Jason Tebb, President of OnTheMarket, says: “Intense speculation ahead of the Budget and the repercussions it might have for the housing market had an impact on approvals for house purchases – an indicator of future borrowing.
“Even so, approvals decreased only slightly in November, underlining the overall resilience and determination from buyers and sellers alike to proceed with their moves.
“With the rate on newly-drawn mortgages increasing for the first time since February 2025, affordability challenges continue.
“However, the Bank of England base rate cut in December, with more expected to come this year, should provide borrowers with further relief. With lenders already cutting their mortgage rates this month as they try to get off to a strong start, there is further good news for borrowers.”
PENT-UP DEMAND

Simon Gammon, Managing Partner, Knight Frank Finance, says: “Mortgage approvals for house purchases dipped again in November following a similar fall in October.
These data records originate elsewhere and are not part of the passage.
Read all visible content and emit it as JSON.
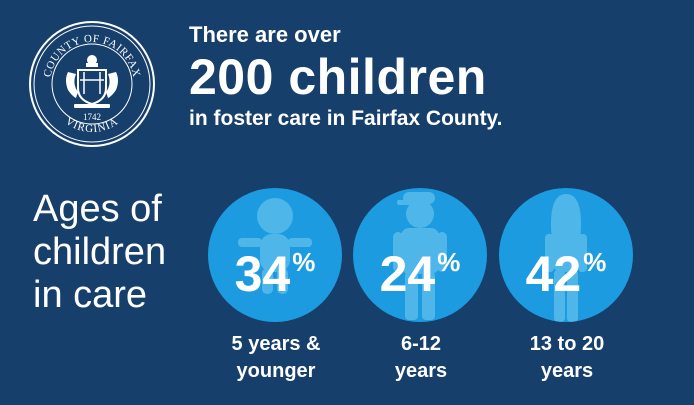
{
  "seal": {
    "top_text": "COUNTY OF FAIRFAX",
    "bottom_text": "VIRGINIA",
    "year": "1742"
  },
  "headline": {
    "line1": "There are over",
    "line2": "200 children",
    "line3": "in foster care in Fairfax County."
  },
  "ages_label": [
    "Ages of",
    "children",
    "in care"
  ],
  "stats": [
    {
      "value": "34",
      "unit": "%",
      "caption": [
        "5 years &",
        "younger"
      ],
      "icon": "baby-silhouette-icon"
    },
    {
      "value": "24",
      "unit": "%",
      "caption": [
        "6-12",
        "years"
      ],
      "icon": "child-silhouette-icon"
    },
    {
      "value": "42",
      "unit": "%",
      "caption": [
        "13 to 20",
        "years"
      ],
      "icon": "teen-silhouette-icon"
    }
  ],
  "colors": {
    "background": "#173f6c",
    "circle": "#1d9be0",
    "silhouette": "#4fb6ea",
    "text": "#ffffff"
  }
}
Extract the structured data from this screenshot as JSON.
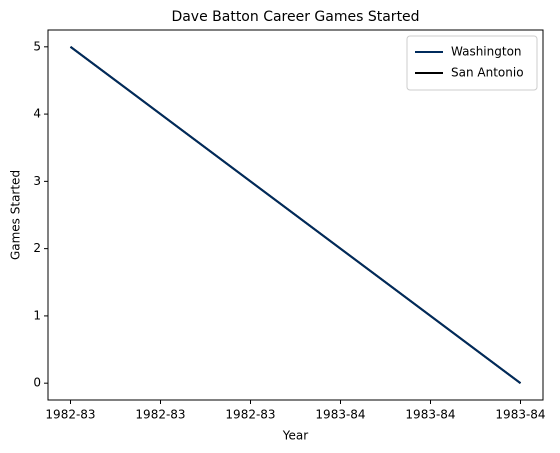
{
  "chart_data": {
    "type": "line",
    "title": "Dave Batton Career Games Started",
    "x_label": "Year",
    "y_label": "Games Started",
    "x": [
      0,
      1
    ],
    "series": [
      {
        "name": "Washington",
        "color": "#002b5c",
        "values": [
          5,
          0
        ]
      },
      {
        "name": "San Antonio",
        "color": "#000000",
        "values": [
          5,
          0
        ]
      }
    ],
    "xlim": [
      -0.05,
      1.05
    ],
    "xticks": [
      {
        "value": 0,
        "label": "1982-83"
      },
      {
        "value": 0.2,
        "label": "1982-83"
      },
      {
        "value": 0.4,
        "label": "1982-83"
      },
      {
        "value": 0.6,
        "label": "1983-84"
      },
      {
        "value": 0.8,
        "label": "1983-84"
      },
      {
        "value": 1,
        "label": "1983-84"
      }
    ],
    "ylim": [
      -0.25,
      5.25
    ],
    "yticks": [
      0,
      1,
      2,
      3,
      4,
      5
    ],
    "grid": false,
    "legend": "upper right"
  }
}
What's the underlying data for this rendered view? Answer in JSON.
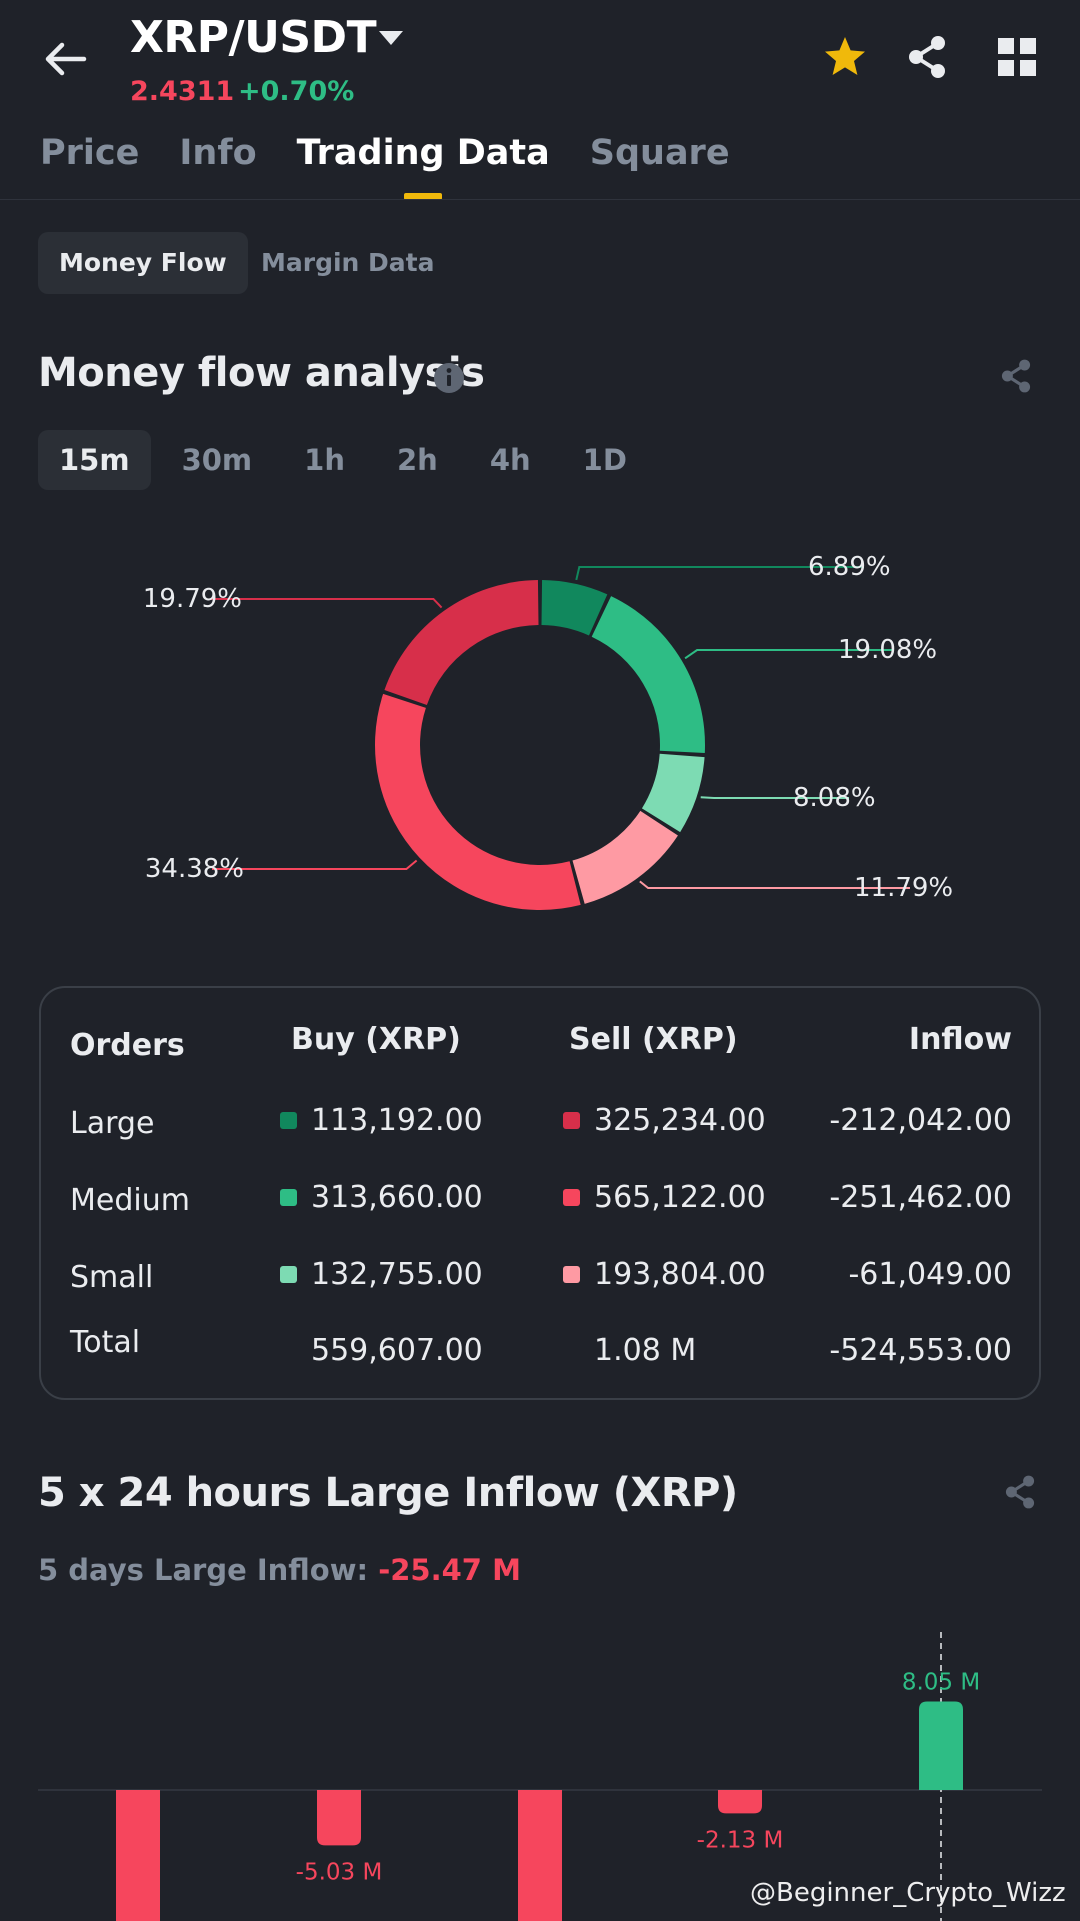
{
  "header": {
    "pair": "XRP/USDT",
    "price": "2.4311",
    "change": "+0.70%",
    "tabs": [
      "Price",
      "Info",
      "Trading Data",
      "Square"
    ],
    "active_tab": "Trading Data"
  },
  "subtabs": {
    "money_flow": "Money Flow",
    "margin_data": "Margin Data"
  },
  "money_flow": {
    "title": "Money flow analysis",
    "time_tabs": [
      "15m",
      "30m",
      "1h",
      "2h",
      "4h",
      "1D"
    ],
    "active_time": "15m"
  },
  "chart_data": [
    {
      "type": "pie",
      "title": "",
      "slices": [
        {
          "label": "6.89%",
          "value": 6.89,
          "color": "#11885d"
        },
        {
          "label": "19.08%",
          "value": 19.08,
          "color": "#2ebd85"
        },
        {
          "label": "8.08%",
          "value": 8.08,
          "color": "#7ddbb3"
        },
        {
          "label": "11.79%",
          "value": 11.79,
          "color": "#fe9aa3"
        },
        {
          "label": "34.38%",
          "value": 34.38,
          "color": "#f6465d"
        },
        {
          "label": "19.79%",
          "value": 19.79,
          "color": "#d72f4a"
        }
      ]
    },
    {
      "type": "bar",
      "title": "5 x 24 hours Large Inflow (XRP)",
      "values": [
        null,
        -5.03,
        null,
        -2.13,
        8.05
      ],
      "value_labels": [
        "",
        "-5.03 M",
        "",
        "-2.13 M",
        "8.05 M"
      ],
      "colors": {
        "negative": "#f6465d",
        "positive": "#2ebd85"
      }
    }
  ],
  "orders_table": {
    "headers": [
      "Orders",
      "Buy (XRP)",
      "Sell (XRP)",
      "Inflow"
    ],
    "rows": [
      {
        "label": "Large",
        "buy": "113,192.00",
        "sell": "325,234.00",
        "inflow": "-212,042.00",
        "buy_color": "#11885d",
        "sell_color": "#d72f4a"
      },
      {
        "label": "Medium",
        "buy": "313,660.00",
        "sell": "565,122.00",
        "inflow": "-251,462.00",
        "buy_color": "#2ebd85",
        "sell_color": "#f6465d"
      },
      {
        "label": "Small",
        "buy": "132,755.00",
        "sell": "193,804.00",
        "inflow": "-61,049.00",
        "buy_color": "#7ddbb3",
        "sell_color": "#fe9aa3"
      }
    ],
    "total": {
      "label": "Total",
      "buy": "559,607.00",
      "sell": "1.08 M",
      "inflow": "-524,553.00"
    }
  },
  "large_inflow": {
    "title": "5 x 24 hours Large Inflow (XRP)",
    "summary_label": "5 days Large Inflow:",
    "summary_value": "-25.47 M"
  },
  "watermark": "@Beginner_Crypto_Wizz"
}
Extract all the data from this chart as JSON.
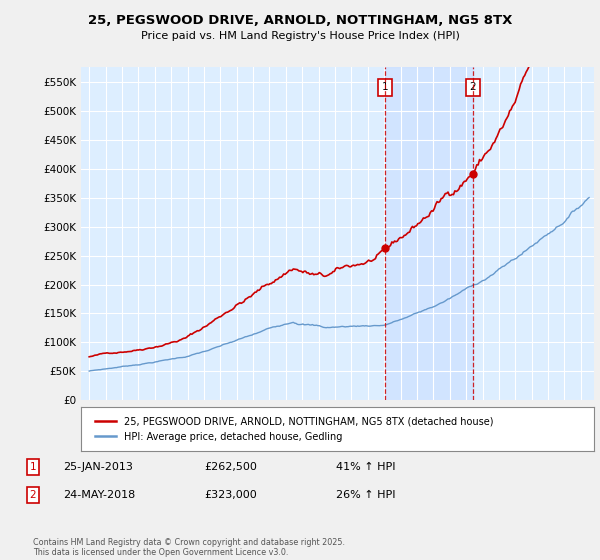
{
  "title": "25, PEGSWOOD DRIVE, ARNOLD, NOTTINGHAM, NG5 8TX",
  "subtitle": "Price paid vs. HM Land Registry's House Price Index (HPI)",
  "ylabel_ticks": [
    "£0",
    "£50K",
    "£100K",
    "£150K",
    "£200K",
    "£250K",
    "£300K",
    "£350K",
    "£400K",
    "£450K",
    "£500K",
    "£550K"
  ],
  "ylim": [
    0,
    575000
  ],
  "ytick_vals": [
    0,
    50000,
    100000,
    150000,
    200000,
    250000,
    300000,
    350000,
    400000,
    450000,
    500000,
    550000
  ],
  "legend_label_red": "25, PEGSWOOD DRIVE, ARNOLD, NOTTINGHAM, NG5 8TX (detached house)",
  "legend_label_blue": "HPI: Average price, detached house, Gedling",
  "marker1_date_str": "25-JAN-2013",
  "marker1_price": "£262,500",
  "marker1_hpi": "41% ↑ HPI",
  "marker2_date_str": "24-MAY-2018",
  "marker2_price": "£323,000",
  "marker2_hpi": "26% ↑ HPI",
  "footer": "Contains HM Land Registry data © Crown copyright and database right 2025.\nThis data is licensed under the Open Government Licence v3.0.",
  "red_color": "#cc0000",
  "blue_color": "#6699cc",
  "bg_color": "#ddeeff",
  "shade_color": "#cce0ff",
  "grid_color": "#ffffff",
  "vline_color": "#cc0000",
  "year_1": 2013.07,
  "year_2": 2018.39,
  "price_1": 262500,
  "price_2": 323000
}
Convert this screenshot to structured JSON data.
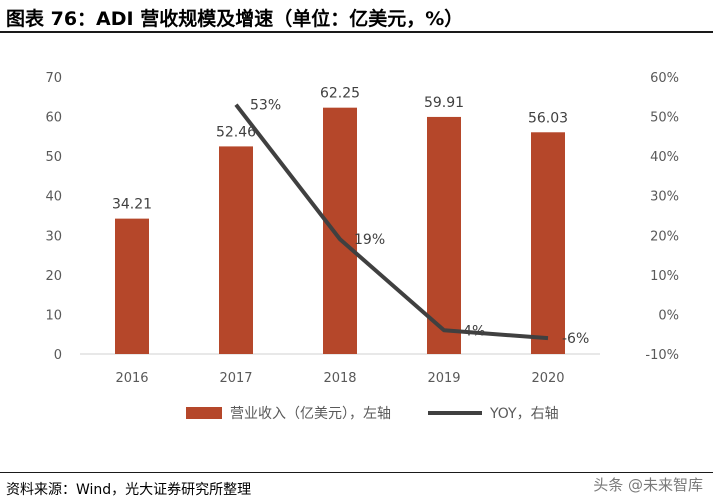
{
  "title": "图表 76：ADI 营收规模及增速（单位：亿美元，%）",
  "source": "资料来源：Wind，光大证券研究所整理",
  "watermark": "头条 @未来智库",
  "chart_data": {
    "type": "bar",
    "categories": [
      "2016",
      "2017",
      "2018",
      "2019",
      "2020"
    ],
    "series": [
      {
        "name": "营业收入（亿美元），左轴",
        "type": "bar",
        "axis": "left",
        "color": "#b5472a",
        "values": [
          34.21,
          52.46,
          62.25,
          59.91,
          56.03
        ],
        "labels": [
          "34.21",
          "52.46",
          "62.25",
          "59.91",
          "56.03"
        ]
      },
      {
        "name": "YOY，右轴",
        "type": "line",
        "axis": "right",
        "color": "#404040",
        "values": [
          null,
          53,
          19,
          -4,
          -6
        ],
        "labels": [
          "",
          "53%",
          "19%",
          "-4%",
          "-6%"
        ]
      }
    ],
    "left_axis": {
      "range": [
        0,
        70
      ],
      "ticks": [
        "0",
        "10",
        "20",
        "30",
        "40",
        "50",
        "60",
        "70"
      ]
    },
    "right_axis": {
      "range": [
        -10,
        60
      ],
      "ticks": [
        "-10%",
        "0%",
        "10%",
        "20%",
        "30%",
        "40%",
        "50%",
        "60%"
      ]
    },
    "grid": false,
    "legend_position": "bottom"
  }
}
“While this was partly due to uncertainty in the lead up to the Budget, other indicators like the Nationwide house price index suggest that the property market had a soft end to 2025.
“Given all the noise in the run up to the Budget, it looks like many buyers put plans on hold until after Christmas.
“That said, mortgage rates continued to ease through December, and anecdotal evidence from our brokers suggests that some pent-up demand should be released as we move towards spring.
“The lenders begin the year with fresh targets and we expect the larger lenders to be most aggressive in cutting rates in the first weeks of January.”
SPENDING BALANCE

Ian Futcher, Financial Planner at Quilter, says: “Many households continued to hold off on making any big financial decisions as they awaited clarity from the budget.
“Net mortgage approvals, an indicator of future borrowing, fell to 64,500, while net mortgage borrowing by individuals rose only slightly to £4.5bn in November, a modest uptick given it followed a £1bn decrease to £4.2bn in October.
“By contrast, approvals for remortgaging increased by 3,200 to 36,600 in November.
“This was likely driven by lower mortgage rates thanks to swap rates reducing throughout the month.
“Now the budget has passed and interest rates have been cut once more, the housing market should gradually pick back up, but households will continue to need to balance their spending, borrowing and saving decisions carefully.”